Backlash against affordable homes intensifies housing shortage

Arizona needs as many as 270,000 additional homes with rents and prices below what apartments and houses are going for now to keep the state’s growing affordable housing problem from becoming a crisis.

 

That’s an estimate from the Arizona Department of Housing — and a much higher one from a few years ago — because of rising housing costs and the state’s fast-growing population.

 

Most of the affordable apartments and homes are needed in metro Phoenix.

 

But big roadblocks to building the much-needed housing include not-in-my-backyard-ism, zoning issues and political backlash.

 

These hurdles are shutting the door on apartment and smaller home developments across the Phoenix area.

 

“Valley rents are among the fastest growing in the nation, and wages aren’t growing that fast,” said Mark Stapp, director of the Master of Real Estate Development program at Arizona State University. “The experience of trying to get one affordable project built feels almost seemingly impossible to many developers.”

 

Stapp, who moderated an ASU meeting in September on how to incentivize local jurisdictions to get more affordable housing built, said there’s a disconnect between rising demand for affordable housing and how to deliver what’s needed to staunch the growing shortage.

 

What it takes to afford a Valley home

 

A home is considered affordable for renters and owners if they are paying 30% or less of their incomes for their monthly payments and utilities.

 

“Anyone paying more than 40 to 50% of their income is severely cost-burdened,” said Cindy Stotler, deputy director of the Arizona Department of Housing. “Any one big unexpected bill, such as a car repair, can cause someone to lose their home.”

 

She offers these examples of who is most in need of affordable housing in Arizona:

 

  • Retirees on fixed income typically bring in about $16,000 a year, and that means they can afford $415 a month in rent or to buy a house for $50,000 or less.
  • Service-industry workers making minimum wage earn about $27,000 a year.
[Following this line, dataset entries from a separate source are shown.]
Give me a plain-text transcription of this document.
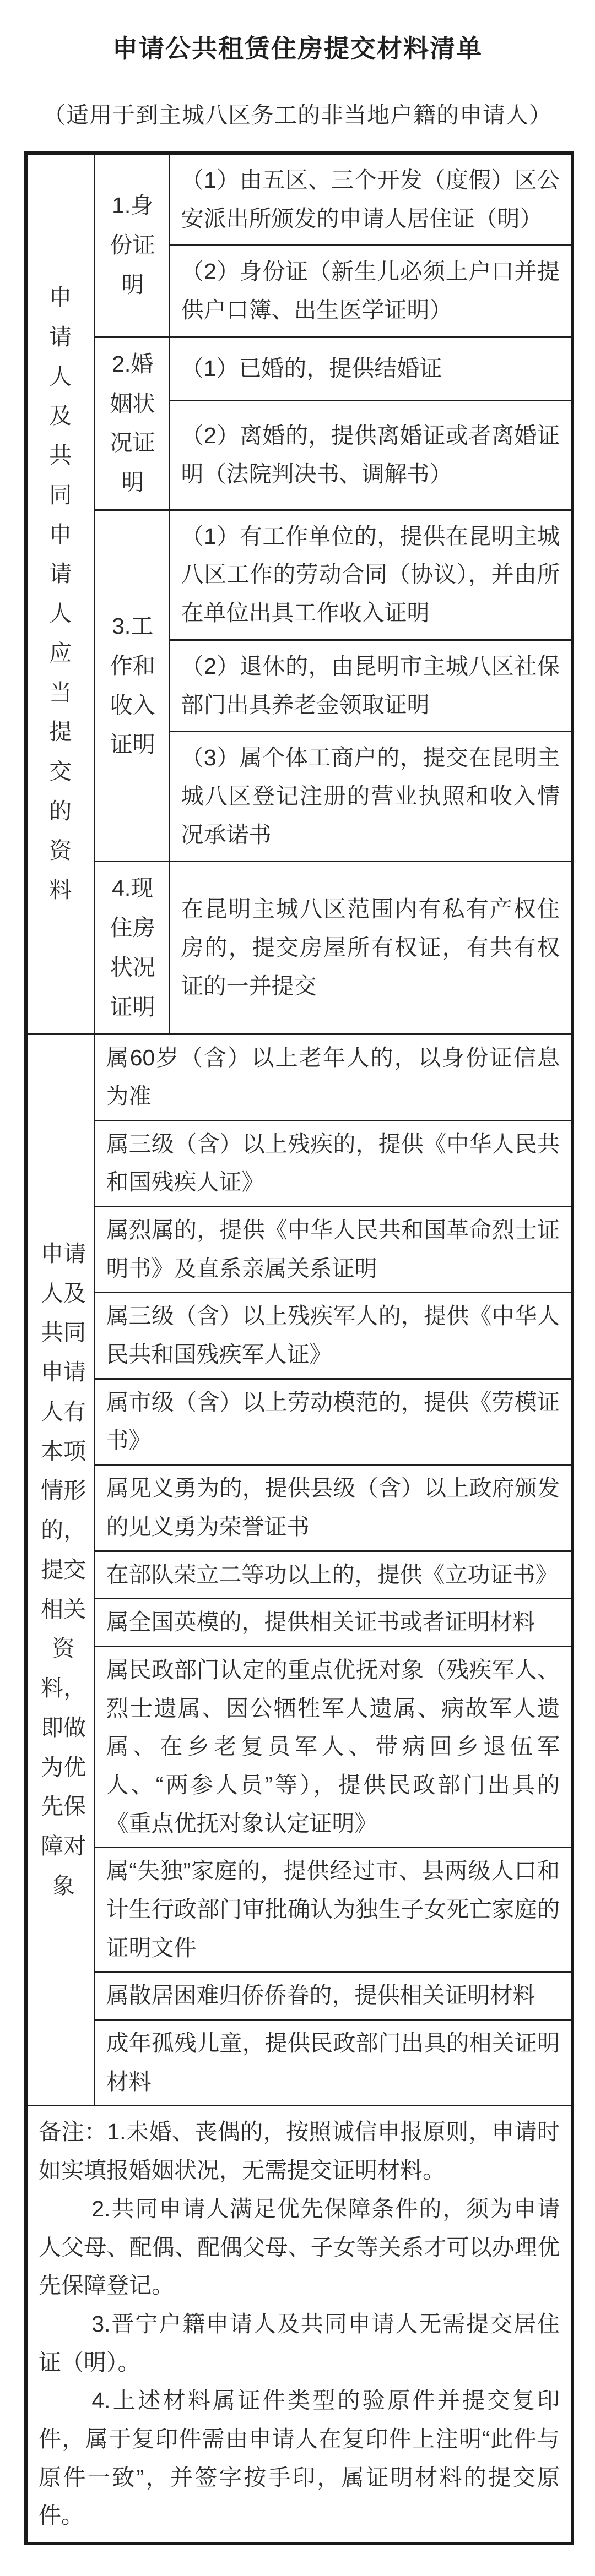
申请公共租赁住房提交材料清单
（适用于到主城八区务工的非当地户籍的申请人）
申请人及共同申请人应当提交的资料	1.身份证明	（1）由五区、三个开发（度假）区公安派出所颁发的申请人居住证（明）
		（2）身份证（新生儿必须上户口并提供户口簿、出生医学证明）

	2.婚姻状况证明	（1）已婚的，提供结婚证
		（2）离婚的，提供离婚证或者离婚证明（法院判决书、调解书）

	3.工作和收入证明	（1）有工作单位的，提供在昆明主城八区工作的劳动合同（协议），并由所在单位出具工作收入证明
		（2）退休的，由昆明市主城八区社保部门出具养老金领取证明
		（3）属个体工商户的，提交在昆明主城八区登记注册的营业执照和收入情况承诺书

	4.现住房状况证明	在昆明主城八区范围内有私有产权住房的，提交房屋所有权证，有共有权证的一并提交

申请人及共同申请人有本项情形的，提交相关资料，即做为优先保障对象	属60岁（含）以上老年人的，以身份证信息为准	
	属三级（含）以上残疾的，提供《中华人民共和国残疾人证》	
	属烈属的，提供《中华人民共和国革命烈士证明书》及直系亲属关系证明	
	属三级（含）以上残疾军人的，提供《中华人民共和国残疾军人证》	
	属市级（含）以上劳动模范的，提供《劳模证书》	
	属见义勇为的，提供县级（含）以上政府颁发的见义勇为荣誉证书	
	在部队荣立二等功以上的，提供《立功证书》	
	属全国英模的，提供相关证书或者证明材料	
	属民政部门认定的重点优抚对象（残疾军人、烈士遗属、因公牺牲军人遗属、病故军人遗属、在乡老复员军人、带病回乡退伍军人、“两参人员”等），提供民政部门出具的《重点优抚对象认定证明》	
	属“失独”家庭的，提供经过市、县两级人口和计生行政部门审批确认为独生子女死亡家庭的证明文件	
	属散居困难归侨侨眷的，提供相关证明材料	
	成年孤残儿童，提供民政部门出具的相关证明材料	

备注：1.未婚、丧偶的，按照诚信申报原则，申请时如实填报婚姻状况，无需提交证明材料。

2.共同申请人满足优先保障条件的，须为申请人父母、配偶、配偶父母、子女等关系才可以办理优先保障登记。

3.晋宁户籍申请人及共同申请人无需提交居住证（明）。

4.上述材料属证件类型的验原件并提交复印件，属于复印件需由申请人在复印件上注明“此件与原件一致”，并签字按手印，属证明材料的提交原件。		
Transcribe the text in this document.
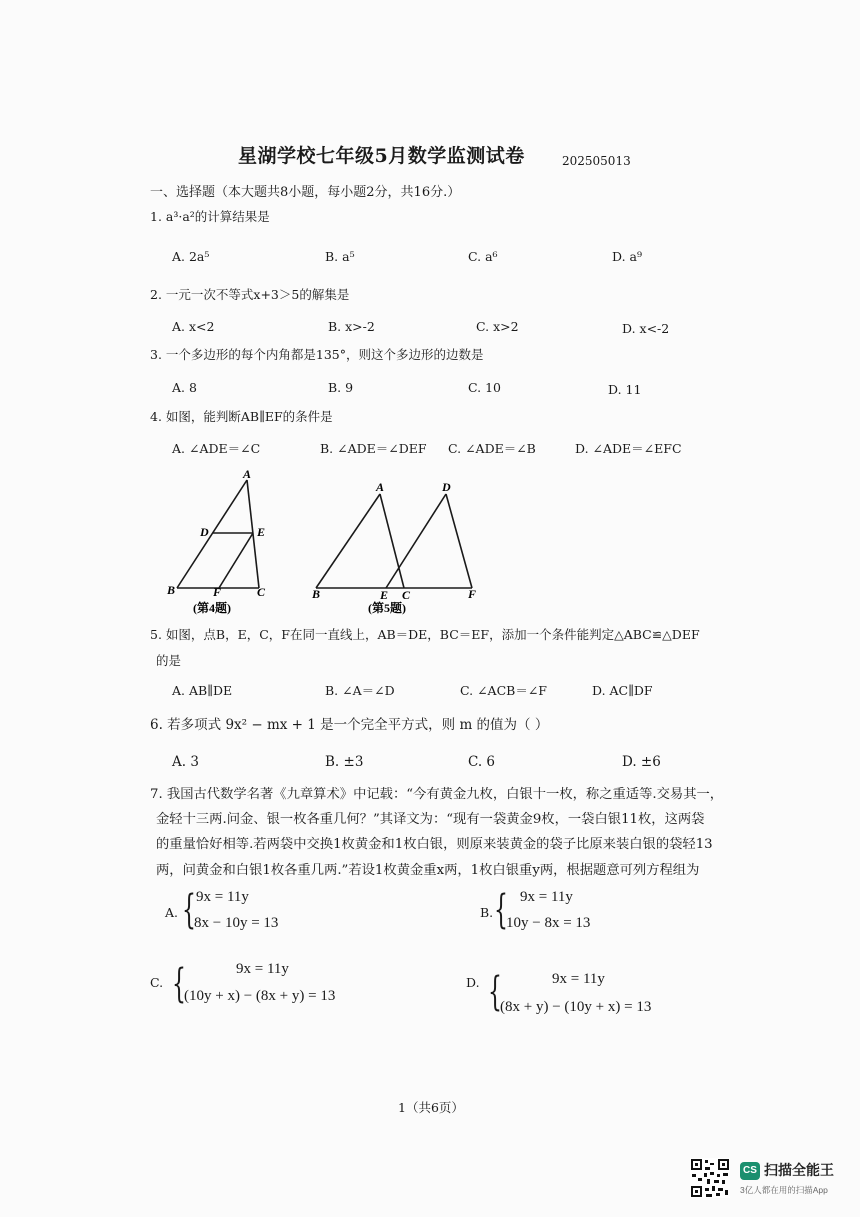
星湖学校七年级5月数学监测试卷	202505013
一、选择题（本大题共8小题，每小题2分，共16分.）
1. a³·a²的计算结果是
A. 2a⁵	B. a⁵	C. a⁶	D. a⁹
2. 一元一次不等式x+3＞5的解集是
A. x<2	B. x>-2	C. x>2	D. x<-2
3. 一个多边形的每个内角都是135°，则这个多边形的边数是
A. 8	B. 9	C. 10	D. 11
4. 如图，能判断AB∥EF的条件是
A. ∠ADE＝∠C	B. ∠ADE＝∠DEF C. ∠ADE＝∠B	D. ∠ADE＝∠EFC
A
D	E
B	F	C
(第4题)
A	D
B	E C	F
(第5题)
5. 如图，点B，E，C，F在同一直线上，AB＝DE，BC＝EF，添加一个条件能判定△ABC≌△DEF
的是
A. AB∥DE	B. ∠A＝∠D	C. ∠ACB＝∠F	D. AC∥DF
6. 若多项式 9x² − mx + 1 是一个完全平方式，则 m 的值为（ ）
A. 3	B. ±3	C. 6	D. ±6
7. 我国古代数学名著《九章算术》中记载：“今有黄金九枚，白银十一枚，称之重适等.交易其一，
金轻十三两.问金、银一枚各重几何？”其译文为：“现有一袋黄金9枚，一袋白银11枚，这两袋
的重量恰好相等.若两袋中交换1枚黄金和1枚白银，则原来装黄金的袋子比原来装白银的袋轻13
两，问黄金和白银1枚各重几两.”若设1枚黄金重x两，1枚白银重y两，根据题意可列方程组为
A. { 9x = 11y
8x − 10y = 13
B. { 9x = 11y
10y − 8x = 13
C. {	9x = 11y
(10y + x) − (8x + y) = 13
D. {	9x = 11y
(8x + y) − (10y + x) = 13
1（共6页）
CS 扫描全能王
3亿人都在用的扫描App
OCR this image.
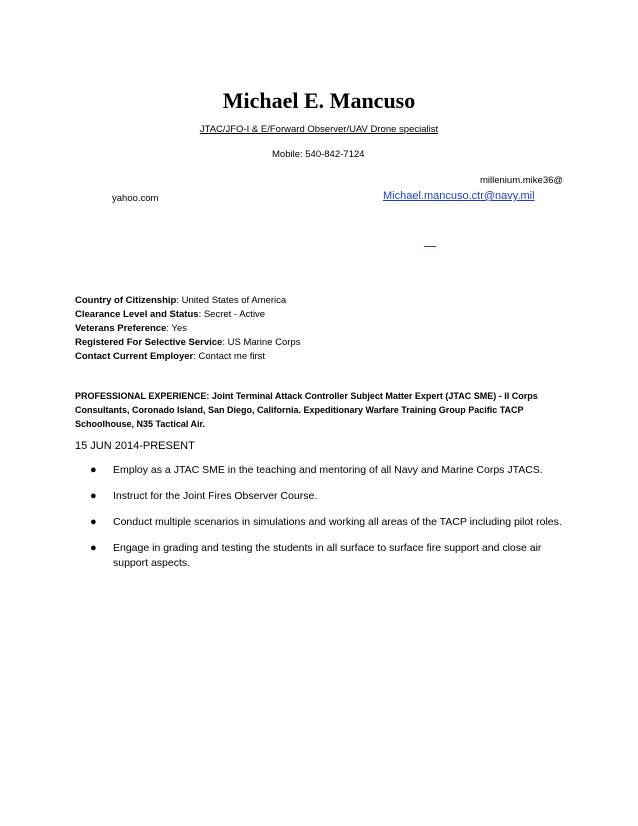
Michael E. Mancuso
JTAC/JFO-I & E/Forward Observer/UAV Drone specialist
Mobile: 540-842-7124
millenium.mike36@
yahoo.com	Michael.mancuso.ctr@navy.mil
Country of Citizenship: United States of America
Clearance Level and Status: Secret - Active
Veterans Preference: Yes
Registered For Selective Service: US Marine Corps
Contact Current Employer: Contact me first
PROFESSIONAL EXPERIENCE: Joint Terminal Attack Controller Subject Matter Expert (JTAC SME) - II Corps Consultants, Coronado Island, San Diego, California. Expeditionary Warfare Training Group Pacific TACP Schoolhouse, N35 Tactical Air.
15 JUN 2014-PRESENT
● Employ as a JTAC SME in the teaching and mentoring of all Navy and Marine Corps JTACS.
● Instruct for the Joint Fires Observer Course.
● Conduct multiple scenarios in simulations and working all areas of the TACP including pilot roles.
● Engage in grading and testing the students in all surface to surface fire support and close air support aspects.
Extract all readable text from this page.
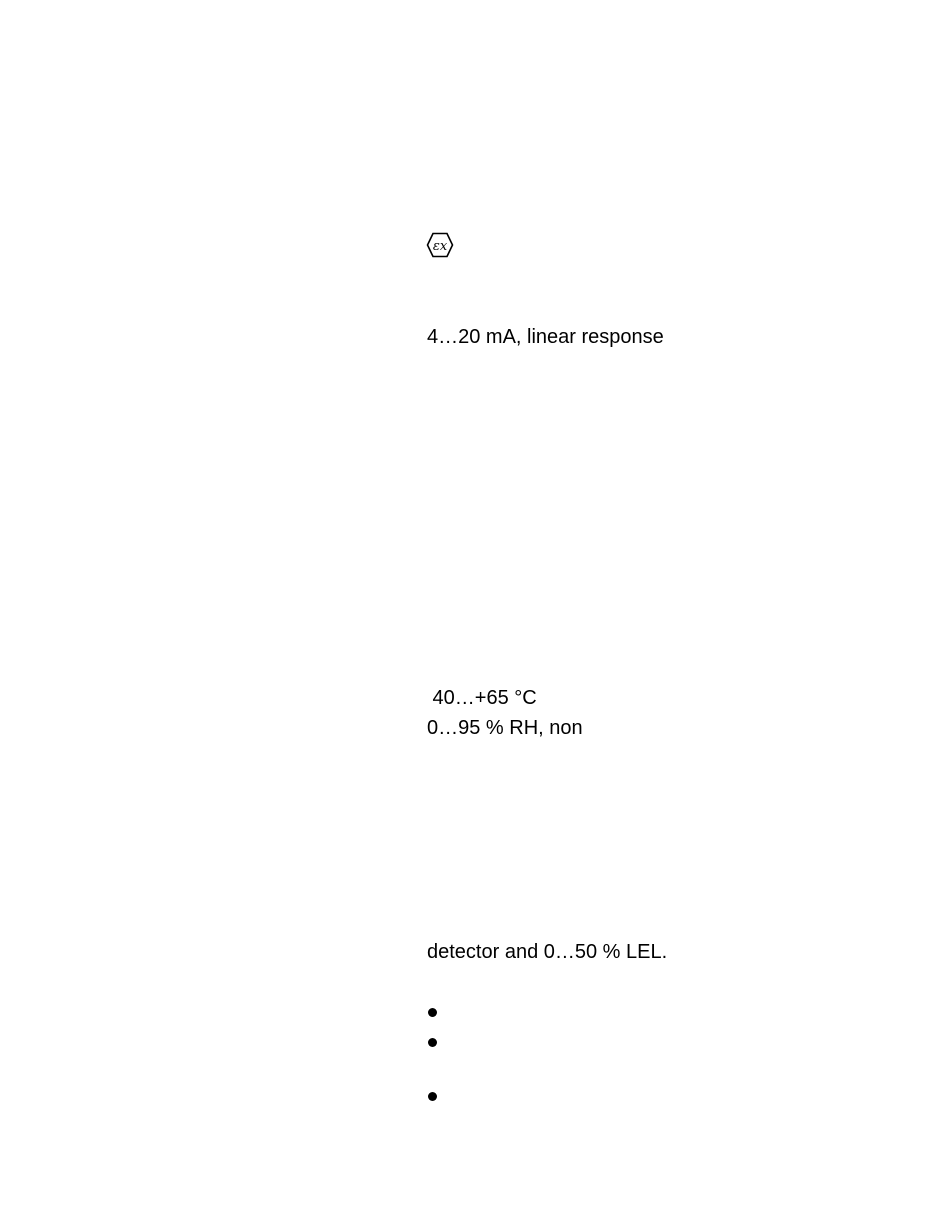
εx
4…20 mA, linear response
40…+65 °C
0…95 % RH, non
detector and 0…50 % LEL.
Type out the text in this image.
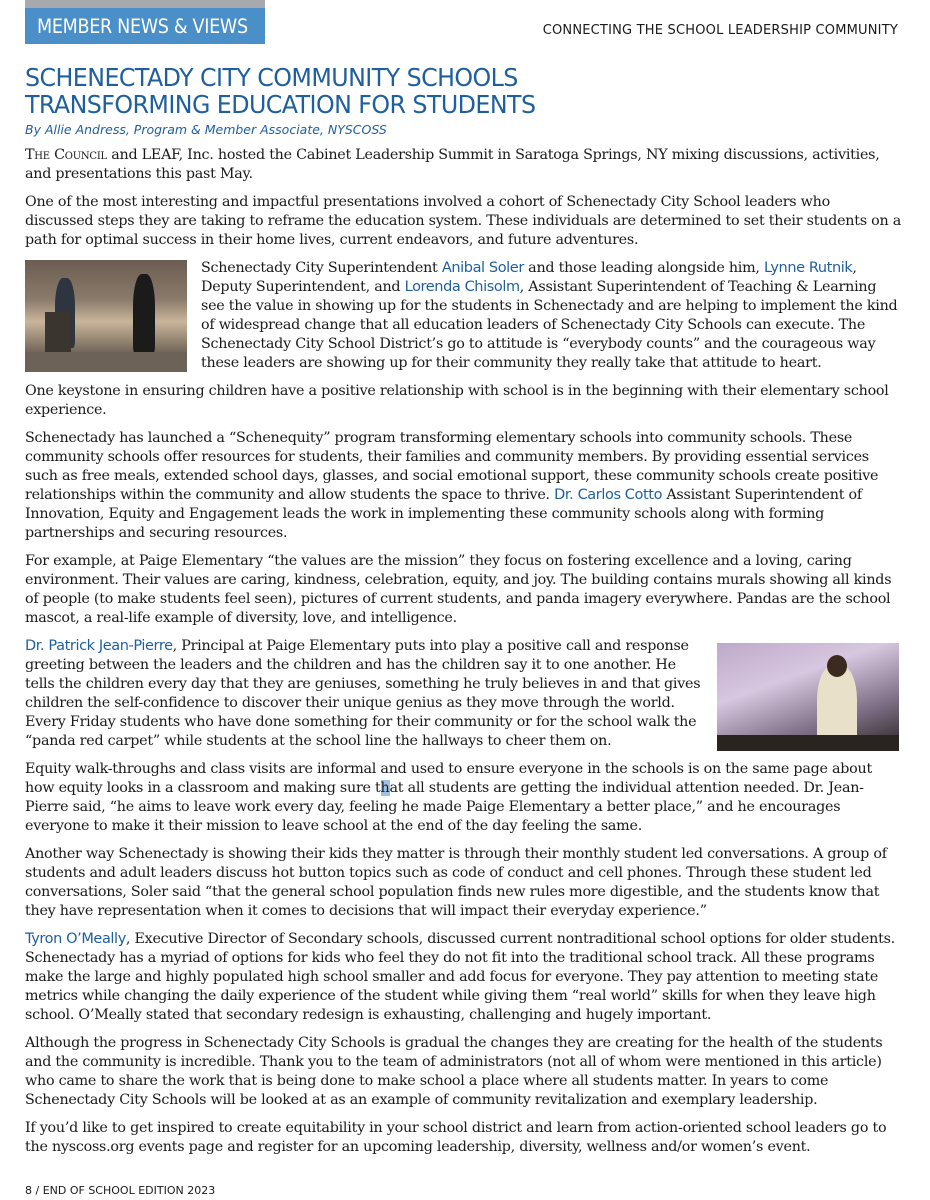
MEMBER NEWS & VIEWS	CONNECTING THE SCHOOL LEADERSHIP COMMUNITY
SCHENECTADY CITY COMMUNITY SCHOOLS
TRANSFORMING EDUCATION FOR STUDENTS
By Allie Andress, Program & Member Associate, NYSCOSS

The Council and LEAF, Inc. hosted the Cabinet Leadership Summit in Saratoga Springs, NY mixing discussions, activities, and presentations this past May.

One of the most interesting and impactful presentations involved a cohort of Schenectady City School leaders who discussed steps they are taking to reframe the education system. These individuals are determined to set their students on a path for optimal success in their home lives, current endeavors, and future adventures.

Schenectady City Superintendent Anibal Soler and those leading alongside him, Lynne Rutnik, Deputy Superintendent, and Lorenda Chisolm, Assistant Superintendent of Teaching & Learning see the value in showing up for the students in Schenectady and are helping to implement the kind of widespread change that all education leaders of Schenectady City Schools can execute. The Schenectady City School District’s go to attitude is “everybody counts” and the courageous way these leaders are showing up for their community they really take that attitude to heart.

One keystone in ensuring children have a positive relationship with school is in the beginning with their elementary school experience.

Schenectady has launched a “Schenequity” program transforming elementary schools into community schools. These community schools offer resources for students, their families and community members. By providing essential services such as free meals, extended school days, glasses, and social emotional support, these community schools create positive relationships within the community and allow students the space to thrive. Dr. Carlos Cotto Assistant Superintendent of Innovation, Equity and Engagement leads the work in implementing these community schools along with forming partnerships and securing resources.

For example, at Paige Elementary “the values are the mission” they focus on fostering excellence and a loving, caring environment. Their values are caring, kindness, celebration, equity, and joy. The building contains murals showing all kinds of people (to make students feel seen), pictures of current students, and panda imagery everywhere. Pandas are the school mascot, a real-life example of diversity, love, and intelligence.

Dr. Patrick Jean-Pierre, Principal at Paige Elementary puts into play a positive call and response greeting between the leaders and the children and has the children say it to one another. He tells the children every day that they are geniuses, something he truly believes in and that gives children the self-confidence to discover their unique genius as they move through the world. Every Friday students who have done something for their community or for the school walk the “panda red carpet” while students at the school line the hallways to cheer them on.

Equity walk-throughs and class visits are informal and used to ensure everyone in the schools is on the same page about how equity looks in a classroom and making sure that all students are getting the individual attention needed. Dr. Jean-Pierre said, “he aims to leave work every day, feeling he made Paige Elementary a better place,” and he encourages everyone to make it their mission to leave school at the end of the day feeling the same.

Another way Schenectady is showing their kids they matter is through their monthly student led conversations. A group of students and adult leaders discuss hot button topics such as code of conduct and cell phones. Through these student led conversations, Soler said “that the general school population finds new rules more digestible, and the students know that they have representation when it comes to decisions that will impact their everyday experience.”

Tyron O’Meally, Executive Director of Secondary schools, discussed current nontraditional school options for older students. Schenectady has a myriad of options for kids who feel they do not fit into the traditional school track. All these programs make the large and highly populated high school smaller and add focus for everyone. They pay attention to meeting state metrics while changing the daily experience of the student while giving them “real world” skills for when they leave high school. O’Meally stated that secondary redesign is exhausting, challenging and hugely important.

Although the progress in Schenectady City Schools is gradual the changes they are creating for the health of the students and the community is incredible. Thank you to the team of administrators (not all of whom were mentioned in this article) who came to share the work that is being done to make school a place where all students matter. In years to come Schenectady City Schools will be looked at as an example of community revitalization and exemplary leadership.

If you’d like to get inspired to create equitability in your school district and learn from action-oriented school leaders go to the nyscoss.org events page and register for an upcoming leadership, diversity, wellness and/or women’s event.

8 / END OF SCHOOL EDITION 2023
They can afford $690 in rent and a house selling for less than $95,000.
  • Single parents with two children earn on average $56,000 a year, which means they can afford $1,420 a month for rent or a house costing $190,000.
  • A family of four making the Valley’s median household income of $79,000 can afford $1,975 a month in rent and to buy a $280,000 home.
 

But the average rent for a one-bedroom in metro Phoenix is about $1,400, and the median house price is $410,000.

 

Not in my backyard neighbors

 

“We have to work on the fear-mongering toward affordable housing,” Owen Metz, vice president of Minnesota-based housing developer Dominium, said during a September meeting of LAI Phoenix, a land economics group, to discuss how to get more workforce housing in the state.

 

“It’s a daunting thing for city council members hearing from people who don’t want to live near multifamily development.

 

“The developer had been working on three affordable housing developments proposed for Buckeye, Goodyear and Surprise that could provide about 1,500 apartments for households earning between $27,000 and $51,000.But a backlash from neighbors and lack of political support is jeopardizing the much-needed apartments.

 

Surprise Mayor Skip Hall told my colleague Taylor Seely residential backlash to Dominium’s proposed complex on the southwest corner of Waddell Road and Cotton Lane has been unlike anything he’s seen in his 13 years on the City Council. Some area residents launched petitions to stop the “low income and high density” apartments and took to social media to spread the word. “NIMBYism is not new in Arizona,” said Tom Simplot, director of the Arizona Housing Department. “But we can’t expect elected officials to fight for increased density and apartment zoning, if the development community doesn’t galvanize a neighborhood about a project early on.”

 

The former Phoenix City Council member said for politicians, if “five people complain from a neighborhood, it feels like a tidal wave of protest.”Dominium has pulled out of it’s Buckeye workforce apartment project. “Unfortunately, there did not seem to be enough political will in Buckeye to overcome NIMBY concerns and we were forced to move on,” said Sarah Shambrook, Dominium’s government relations associate. 

 

Single-family vs. multifamily development

 

“We have economic diversity now, and the next thing we need is housing diversity,” said real estate attorney Manjula Vaz with Gammage & Burnham. “Not everyone in Arizona needs to live in a single-family home. We need apartments now.”

 

Arizona’s land use is heavily weighted towards single-family home development over multifamily construction.

 

About 878,000 acres of vacant land across the state is zoned or set aside for single-family homes, according to the Maricopa County Association of Governments.

 

Only about 17,000 acres are zoned or entitled for apartments.

 

Dan Klocke, project manager with the affordable housing developer Gorman & Co., said apartments and attached housing cost taxpayers less than single-family houses.

 

He gave the example of a north Phoenix neighborhood with 38 single-family homes next to 79 townhomes. Both are on similar-sized parcels.

 

The single-family homes require much more street, sewer and infrastructure to maintain than the townhomes.

 

The 38 houses bring in a total of $170,000 in annual property taxes, which doesn’t cover the municipality costs of maintaining the subdivision, Klocke said.

 

The townhomes bring in $320,000 in property taxes annually.

 

“We have a huge opportunity to build much-needed affordable housing with federal funds now,” said Sheila Harris, founding director of the state’s housing agency and the Phoenix Revitalization Corp. “We need to collectively come together to make communities for everyone.”